Reviews

Under the Shadow at the Almeida Theatre – review

Carmen Nasr’s stage adaptation of the film by Babak Anvari runs until 4 July

Sarah Crompton

Sarah Crompton

| London |

10 June 2026

Leila Farzad in Under the Shadow
Leila Farzad in Under the Shadow, © Marc Brenner

It’s 1988 in post-revolutionary Iran, and Iraq is launching missile strikes at Tehran, as part of the escalation of the ongoing Iran-Iraq war. In her comfortable apartment, Shideh is watching an illegal Jane Fonda video to pass the time, while her daughter plays in the apartment below with a boy who has been orphaned by the war, watching his parents die before his eyes.

Shideh is educated, sophisticated and frustrated; a kindly neighbour brings her news that she will no longer be able to continue her medical studies because “your name is on a list” thanks to her political activism. She is determined to be a doctor, but is stuck at home while her husband, also a doctor, has to leave for the front. He wants her to escape the city, to take their daughter to safety with his family in the North. She refuses. A missile lands on the roof. Then things get really weird.

Under the Shadow, adapted by Carmen Nasr from the Bafta-winning Farsi film by Babak Anvari, is a curious play, a blend of the naturalistic and the supernatural that seeks to use the story of a haunting as a metaphor for the effects of political repression and religious extremism. Yet it also wants to be a tale of the uncanny, and in that odd mix its tone resides.

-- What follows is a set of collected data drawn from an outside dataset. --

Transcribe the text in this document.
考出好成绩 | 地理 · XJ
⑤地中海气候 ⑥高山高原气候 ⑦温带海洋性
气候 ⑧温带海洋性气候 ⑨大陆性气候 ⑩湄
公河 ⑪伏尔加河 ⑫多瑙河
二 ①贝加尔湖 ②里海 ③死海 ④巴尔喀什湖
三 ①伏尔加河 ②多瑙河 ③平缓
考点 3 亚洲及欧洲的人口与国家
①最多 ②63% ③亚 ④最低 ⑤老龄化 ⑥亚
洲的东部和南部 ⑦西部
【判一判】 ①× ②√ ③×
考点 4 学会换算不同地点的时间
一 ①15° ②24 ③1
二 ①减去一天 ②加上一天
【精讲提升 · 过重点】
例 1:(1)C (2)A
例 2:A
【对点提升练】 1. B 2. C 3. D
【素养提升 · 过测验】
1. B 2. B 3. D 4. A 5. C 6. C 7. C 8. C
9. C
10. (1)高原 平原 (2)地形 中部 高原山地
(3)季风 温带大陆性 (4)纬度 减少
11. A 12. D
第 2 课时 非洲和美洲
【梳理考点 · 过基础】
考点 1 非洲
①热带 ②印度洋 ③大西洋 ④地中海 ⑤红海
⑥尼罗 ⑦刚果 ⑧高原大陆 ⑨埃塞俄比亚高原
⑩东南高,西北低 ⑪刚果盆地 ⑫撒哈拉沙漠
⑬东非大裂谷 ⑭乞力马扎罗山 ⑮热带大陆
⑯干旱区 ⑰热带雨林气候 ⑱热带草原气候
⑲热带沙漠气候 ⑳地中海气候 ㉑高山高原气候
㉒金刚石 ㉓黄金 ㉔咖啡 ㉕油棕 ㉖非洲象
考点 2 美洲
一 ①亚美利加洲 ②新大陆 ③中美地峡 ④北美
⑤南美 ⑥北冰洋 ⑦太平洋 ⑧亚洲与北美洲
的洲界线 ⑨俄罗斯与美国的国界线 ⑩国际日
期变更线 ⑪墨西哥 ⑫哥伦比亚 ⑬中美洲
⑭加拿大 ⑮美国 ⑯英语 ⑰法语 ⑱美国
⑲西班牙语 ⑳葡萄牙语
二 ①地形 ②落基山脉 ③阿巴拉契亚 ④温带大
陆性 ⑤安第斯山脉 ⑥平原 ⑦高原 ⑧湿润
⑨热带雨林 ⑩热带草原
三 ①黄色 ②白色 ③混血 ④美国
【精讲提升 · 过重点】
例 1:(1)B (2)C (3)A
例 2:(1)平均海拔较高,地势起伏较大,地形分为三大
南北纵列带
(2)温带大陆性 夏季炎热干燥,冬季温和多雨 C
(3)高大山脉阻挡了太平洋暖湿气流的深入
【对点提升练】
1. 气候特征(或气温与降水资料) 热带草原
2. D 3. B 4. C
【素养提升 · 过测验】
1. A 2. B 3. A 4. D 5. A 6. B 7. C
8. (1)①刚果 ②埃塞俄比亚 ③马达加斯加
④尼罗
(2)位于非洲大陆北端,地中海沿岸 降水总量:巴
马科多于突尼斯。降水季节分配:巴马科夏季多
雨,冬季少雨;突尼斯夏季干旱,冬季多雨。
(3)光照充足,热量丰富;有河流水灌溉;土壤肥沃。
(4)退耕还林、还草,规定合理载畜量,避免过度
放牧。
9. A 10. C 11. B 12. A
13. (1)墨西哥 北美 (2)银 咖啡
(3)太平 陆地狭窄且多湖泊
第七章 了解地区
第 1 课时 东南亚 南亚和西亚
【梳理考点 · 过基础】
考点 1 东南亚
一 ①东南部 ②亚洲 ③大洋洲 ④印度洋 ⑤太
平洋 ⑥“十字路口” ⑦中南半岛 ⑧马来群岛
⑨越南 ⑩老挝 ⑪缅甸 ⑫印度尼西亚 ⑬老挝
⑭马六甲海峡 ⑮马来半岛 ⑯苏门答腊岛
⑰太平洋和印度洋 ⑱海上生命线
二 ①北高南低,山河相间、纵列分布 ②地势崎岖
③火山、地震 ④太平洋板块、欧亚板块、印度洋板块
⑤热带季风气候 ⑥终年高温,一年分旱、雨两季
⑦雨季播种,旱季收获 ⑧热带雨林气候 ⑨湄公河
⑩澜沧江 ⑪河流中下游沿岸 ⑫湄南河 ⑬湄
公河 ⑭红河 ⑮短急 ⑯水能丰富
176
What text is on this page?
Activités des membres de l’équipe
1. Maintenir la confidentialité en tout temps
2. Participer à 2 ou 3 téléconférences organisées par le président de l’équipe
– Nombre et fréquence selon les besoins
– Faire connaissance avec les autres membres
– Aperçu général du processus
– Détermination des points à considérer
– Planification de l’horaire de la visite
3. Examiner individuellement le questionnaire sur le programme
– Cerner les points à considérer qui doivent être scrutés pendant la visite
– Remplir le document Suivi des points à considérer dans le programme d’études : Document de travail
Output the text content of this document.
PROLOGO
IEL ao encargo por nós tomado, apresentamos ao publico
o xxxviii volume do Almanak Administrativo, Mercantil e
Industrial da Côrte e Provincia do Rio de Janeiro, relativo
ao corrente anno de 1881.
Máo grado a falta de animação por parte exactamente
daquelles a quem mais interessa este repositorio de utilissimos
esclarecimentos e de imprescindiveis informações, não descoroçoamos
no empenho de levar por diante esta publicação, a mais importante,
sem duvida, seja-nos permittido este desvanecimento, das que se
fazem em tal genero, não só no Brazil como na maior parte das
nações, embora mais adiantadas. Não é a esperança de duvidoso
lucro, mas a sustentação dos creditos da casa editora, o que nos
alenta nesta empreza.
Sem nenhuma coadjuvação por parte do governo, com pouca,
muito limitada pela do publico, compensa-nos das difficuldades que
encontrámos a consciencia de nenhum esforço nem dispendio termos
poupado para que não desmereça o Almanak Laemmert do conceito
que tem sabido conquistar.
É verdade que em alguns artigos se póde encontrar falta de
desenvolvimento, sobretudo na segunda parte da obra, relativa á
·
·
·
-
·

It is beautifully realised by director Nadia Latif and designer Ben Stones, who place Shideh, played with elegant conviction by Leila Farzad, in a recognisably aspirational apartment, with light streaming through the taped-up windows and a Fondation Maeght Miro poster on the wall. The bomb blast is shown with equal detail, with dust seeping out in James Farncombe’s sepia light, as the inhabitants of the apartment block shelter in a cellar, shown by grouping them in a hole at the front of the stage.

It is also genuinely scary. When things start to go bump in the night and seven-year-old Dorsa (played at this performance by Erin Jemmotte) begins to communicate with an unseen and malign spirit, the shocks of light and the creaks and inexplicable happenings in the apartment are beautifully conjured by the entire design team, including sound designer Donato Wharton.

The cast of Under the Shadow
The cast of Under the Shadow, © Marc Brenner

There is something spooky and unsettling about the mysterious goings on – the loss of a doll, the neighbour Mrs Ebrahimi’s tales of possessing djinn – that adds a layer of mystery to what has seemed to be a simple story of life disrupted by war.

But while the horror elements mirror the sheer desperation of lives torn apart by a battles they cannot control, the acting is firmly rooted in the real, creating a disparate cast of characters all reacting in different ways to the situation in which they find themselves, from Souad Faress’s sophisticated Mrs Fakur, who reads books in French as the bombs fall, to Mona Goodwin’s gossipy Mrs Ebrahimi, in the grip of both religion and superstition, but genuine in her concern.

The mix is intriguing and always watchable. There’s something compelling about how unexpectedly Under the Shadow twists and turns, and its portrait of people living with terror has strong contemporary resonance as war once more rips through the Middle East.

As the djinn becomes embodied, the play’s shocks begin to stray into Woman in Black territory, and its shifts in tone become too jarring. It can’t sustain the delicate balance it has created – but it is undoubtedly both original and enjoyable.